One Tim Hames, writing in today’s London Times, looks ahead to a ‘win-win’ scenario for Sinn Fein in which it will (he believes) “decommission the SDLP even faster than General John de Chastelain and his team can dismantle the IRA’s arsenal”. But the rub, for those fundamentalists still within modern Sinn Fein may be the shift away from the headline terms of the war (severing the link Britain), to a new imperative under conditions of peace and democracy:
The more effective that Sinn Fein is as an electoral force, the more impotent it becomes as an ideological one. Every deal it strikes with Tony Blair legitimises the British presence in Northern Ireland. Every concession it secures that advances the economic and social standing of ordinary Roman Catholics in Ulster weakens the argument that it is only through Irish unification that those material interests can be realised. With every step that Ulster takes towards becoming a “normal society”, so what Sinn Fein officially regards as an “interim settlement” becomes more deeply entrenched.

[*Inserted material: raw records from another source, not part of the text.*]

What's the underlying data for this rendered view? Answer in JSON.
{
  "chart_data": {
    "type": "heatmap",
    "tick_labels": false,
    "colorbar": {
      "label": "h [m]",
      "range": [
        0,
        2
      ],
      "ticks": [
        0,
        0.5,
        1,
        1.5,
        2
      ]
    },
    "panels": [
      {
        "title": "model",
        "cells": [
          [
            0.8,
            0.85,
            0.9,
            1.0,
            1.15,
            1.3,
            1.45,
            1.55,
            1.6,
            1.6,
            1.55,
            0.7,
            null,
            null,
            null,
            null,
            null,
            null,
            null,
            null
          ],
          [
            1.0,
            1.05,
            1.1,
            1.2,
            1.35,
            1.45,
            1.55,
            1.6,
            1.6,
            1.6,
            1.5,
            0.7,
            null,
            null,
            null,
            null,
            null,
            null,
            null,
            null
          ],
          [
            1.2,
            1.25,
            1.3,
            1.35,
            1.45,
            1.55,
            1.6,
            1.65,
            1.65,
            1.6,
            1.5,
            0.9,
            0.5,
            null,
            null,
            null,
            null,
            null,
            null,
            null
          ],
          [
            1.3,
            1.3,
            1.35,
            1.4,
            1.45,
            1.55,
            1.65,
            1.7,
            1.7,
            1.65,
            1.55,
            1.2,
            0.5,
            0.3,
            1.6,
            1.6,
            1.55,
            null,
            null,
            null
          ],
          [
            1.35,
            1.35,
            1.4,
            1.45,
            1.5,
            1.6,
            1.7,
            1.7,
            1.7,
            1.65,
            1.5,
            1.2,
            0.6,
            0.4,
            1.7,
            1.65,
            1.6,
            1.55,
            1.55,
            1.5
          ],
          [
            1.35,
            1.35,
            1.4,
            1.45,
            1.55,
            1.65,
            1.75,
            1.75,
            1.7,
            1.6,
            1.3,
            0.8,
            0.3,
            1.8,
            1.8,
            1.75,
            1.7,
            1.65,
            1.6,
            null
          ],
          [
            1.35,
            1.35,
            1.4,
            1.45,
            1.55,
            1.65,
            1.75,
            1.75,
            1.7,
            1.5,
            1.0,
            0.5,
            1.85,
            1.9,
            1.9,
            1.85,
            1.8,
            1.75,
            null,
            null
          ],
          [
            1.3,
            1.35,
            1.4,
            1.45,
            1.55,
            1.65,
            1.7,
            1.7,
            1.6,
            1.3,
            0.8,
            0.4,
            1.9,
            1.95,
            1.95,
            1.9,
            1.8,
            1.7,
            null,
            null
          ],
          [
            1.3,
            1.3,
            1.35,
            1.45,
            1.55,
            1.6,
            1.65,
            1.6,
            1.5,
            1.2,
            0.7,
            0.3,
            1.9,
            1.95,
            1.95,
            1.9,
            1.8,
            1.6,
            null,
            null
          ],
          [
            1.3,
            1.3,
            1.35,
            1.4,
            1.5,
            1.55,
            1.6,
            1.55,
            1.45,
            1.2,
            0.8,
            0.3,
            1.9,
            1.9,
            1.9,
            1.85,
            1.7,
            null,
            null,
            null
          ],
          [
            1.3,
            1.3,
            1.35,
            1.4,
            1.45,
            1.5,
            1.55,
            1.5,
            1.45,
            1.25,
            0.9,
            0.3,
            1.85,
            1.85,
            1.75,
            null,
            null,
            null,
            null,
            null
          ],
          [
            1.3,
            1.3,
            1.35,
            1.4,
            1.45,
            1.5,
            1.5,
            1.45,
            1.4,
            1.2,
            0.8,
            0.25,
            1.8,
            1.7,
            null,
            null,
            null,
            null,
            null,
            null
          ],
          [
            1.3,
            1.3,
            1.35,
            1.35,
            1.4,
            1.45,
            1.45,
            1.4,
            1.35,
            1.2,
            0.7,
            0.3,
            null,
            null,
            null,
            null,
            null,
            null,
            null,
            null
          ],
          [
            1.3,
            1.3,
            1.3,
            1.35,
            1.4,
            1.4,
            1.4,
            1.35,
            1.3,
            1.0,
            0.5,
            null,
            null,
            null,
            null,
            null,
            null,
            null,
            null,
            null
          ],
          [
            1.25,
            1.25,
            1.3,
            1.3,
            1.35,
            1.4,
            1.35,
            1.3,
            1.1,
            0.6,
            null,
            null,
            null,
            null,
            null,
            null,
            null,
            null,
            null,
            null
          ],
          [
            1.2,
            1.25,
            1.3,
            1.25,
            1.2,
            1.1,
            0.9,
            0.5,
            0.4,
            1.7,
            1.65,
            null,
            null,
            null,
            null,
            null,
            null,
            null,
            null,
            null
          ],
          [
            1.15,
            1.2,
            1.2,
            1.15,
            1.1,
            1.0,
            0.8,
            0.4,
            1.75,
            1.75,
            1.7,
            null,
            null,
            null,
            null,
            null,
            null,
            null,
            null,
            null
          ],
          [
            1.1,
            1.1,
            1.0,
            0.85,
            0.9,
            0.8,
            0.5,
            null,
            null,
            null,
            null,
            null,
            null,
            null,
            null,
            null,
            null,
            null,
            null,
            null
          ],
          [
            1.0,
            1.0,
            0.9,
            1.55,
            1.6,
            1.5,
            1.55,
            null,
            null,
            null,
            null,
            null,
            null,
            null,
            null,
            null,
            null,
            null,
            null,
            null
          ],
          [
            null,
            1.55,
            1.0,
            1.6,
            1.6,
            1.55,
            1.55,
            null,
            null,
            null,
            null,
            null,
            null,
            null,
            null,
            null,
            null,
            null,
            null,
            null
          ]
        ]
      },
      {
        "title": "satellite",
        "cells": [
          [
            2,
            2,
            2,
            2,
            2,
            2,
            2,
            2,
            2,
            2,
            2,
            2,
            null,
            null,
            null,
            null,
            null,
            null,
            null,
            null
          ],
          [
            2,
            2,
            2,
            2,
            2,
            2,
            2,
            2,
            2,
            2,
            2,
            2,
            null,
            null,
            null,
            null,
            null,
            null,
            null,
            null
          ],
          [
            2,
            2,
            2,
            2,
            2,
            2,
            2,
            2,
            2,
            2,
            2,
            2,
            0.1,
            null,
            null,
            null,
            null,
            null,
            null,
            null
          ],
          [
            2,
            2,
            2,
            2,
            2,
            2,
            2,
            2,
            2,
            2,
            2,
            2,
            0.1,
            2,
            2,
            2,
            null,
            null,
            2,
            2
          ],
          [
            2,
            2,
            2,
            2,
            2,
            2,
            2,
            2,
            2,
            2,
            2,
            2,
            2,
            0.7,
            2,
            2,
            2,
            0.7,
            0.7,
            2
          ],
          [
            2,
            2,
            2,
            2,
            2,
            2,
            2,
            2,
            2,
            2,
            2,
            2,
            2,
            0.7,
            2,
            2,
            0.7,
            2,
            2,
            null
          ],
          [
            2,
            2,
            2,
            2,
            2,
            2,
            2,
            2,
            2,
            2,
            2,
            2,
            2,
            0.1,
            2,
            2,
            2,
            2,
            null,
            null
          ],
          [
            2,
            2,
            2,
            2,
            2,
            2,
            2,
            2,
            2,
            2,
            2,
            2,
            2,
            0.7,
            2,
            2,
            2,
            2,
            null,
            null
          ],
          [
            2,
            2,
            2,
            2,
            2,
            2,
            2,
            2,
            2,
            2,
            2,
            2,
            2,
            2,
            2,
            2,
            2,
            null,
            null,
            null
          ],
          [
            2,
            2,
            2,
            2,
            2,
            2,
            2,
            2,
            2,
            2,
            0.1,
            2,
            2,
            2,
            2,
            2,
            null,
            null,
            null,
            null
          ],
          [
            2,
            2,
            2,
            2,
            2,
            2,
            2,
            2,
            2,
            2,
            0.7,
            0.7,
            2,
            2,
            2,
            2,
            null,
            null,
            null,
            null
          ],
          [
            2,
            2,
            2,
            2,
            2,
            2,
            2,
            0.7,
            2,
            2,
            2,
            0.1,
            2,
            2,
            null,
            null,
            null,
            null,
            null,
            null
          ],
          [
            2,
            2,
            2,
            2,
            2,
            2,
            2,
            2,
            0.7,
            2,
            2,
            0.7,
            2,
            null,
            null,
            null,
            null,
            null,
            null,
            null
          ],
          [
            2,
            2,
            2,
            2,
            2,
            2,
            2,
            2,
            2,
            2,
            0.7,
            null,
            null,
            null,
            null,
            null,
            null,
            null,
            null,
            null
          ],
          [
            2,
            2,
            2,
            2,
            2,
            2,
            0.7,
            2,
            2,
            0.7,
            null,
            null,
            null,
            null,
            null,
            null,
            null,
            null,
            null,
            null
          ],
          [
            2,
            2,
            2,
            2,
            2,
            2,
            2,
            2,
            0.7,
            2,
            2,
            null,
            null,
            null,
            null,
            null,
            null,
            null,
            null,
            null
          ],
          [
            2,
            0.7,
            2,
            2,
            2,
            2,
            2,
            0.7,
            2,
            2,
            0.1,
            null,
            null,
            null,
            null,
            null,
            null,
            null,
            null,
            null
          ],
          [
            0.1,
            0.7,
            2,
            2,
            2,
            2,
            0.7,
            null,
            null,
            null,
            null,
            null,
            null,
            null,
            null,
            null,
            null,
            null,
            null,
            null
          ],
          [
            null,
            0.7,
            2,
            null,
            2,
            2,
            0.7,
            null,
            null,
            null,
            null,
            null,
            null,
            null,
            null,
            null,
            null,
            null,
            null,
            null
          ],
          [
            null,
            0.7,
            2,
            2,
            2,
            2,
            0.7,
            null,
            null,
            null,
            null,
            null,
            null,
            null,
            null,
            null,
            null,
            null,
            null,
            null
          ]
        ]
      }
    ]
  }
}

This is the outlook for republicanism. A larger and larger number of nationalists in both the North and the South will vote for Sinn Fein — but more because they regard it as the best vehicle for representing them in a divided Ireland than out of support for a united one. Nor will it make much difference if Catholics finally outbreed Protestants in Ulster. Even at the height of the Troubles a substantial percentage of nationalists preferred the status quo to the upheaval of unification.
That sentiment will only swell if politics is perceived to be working in Northern Ireland.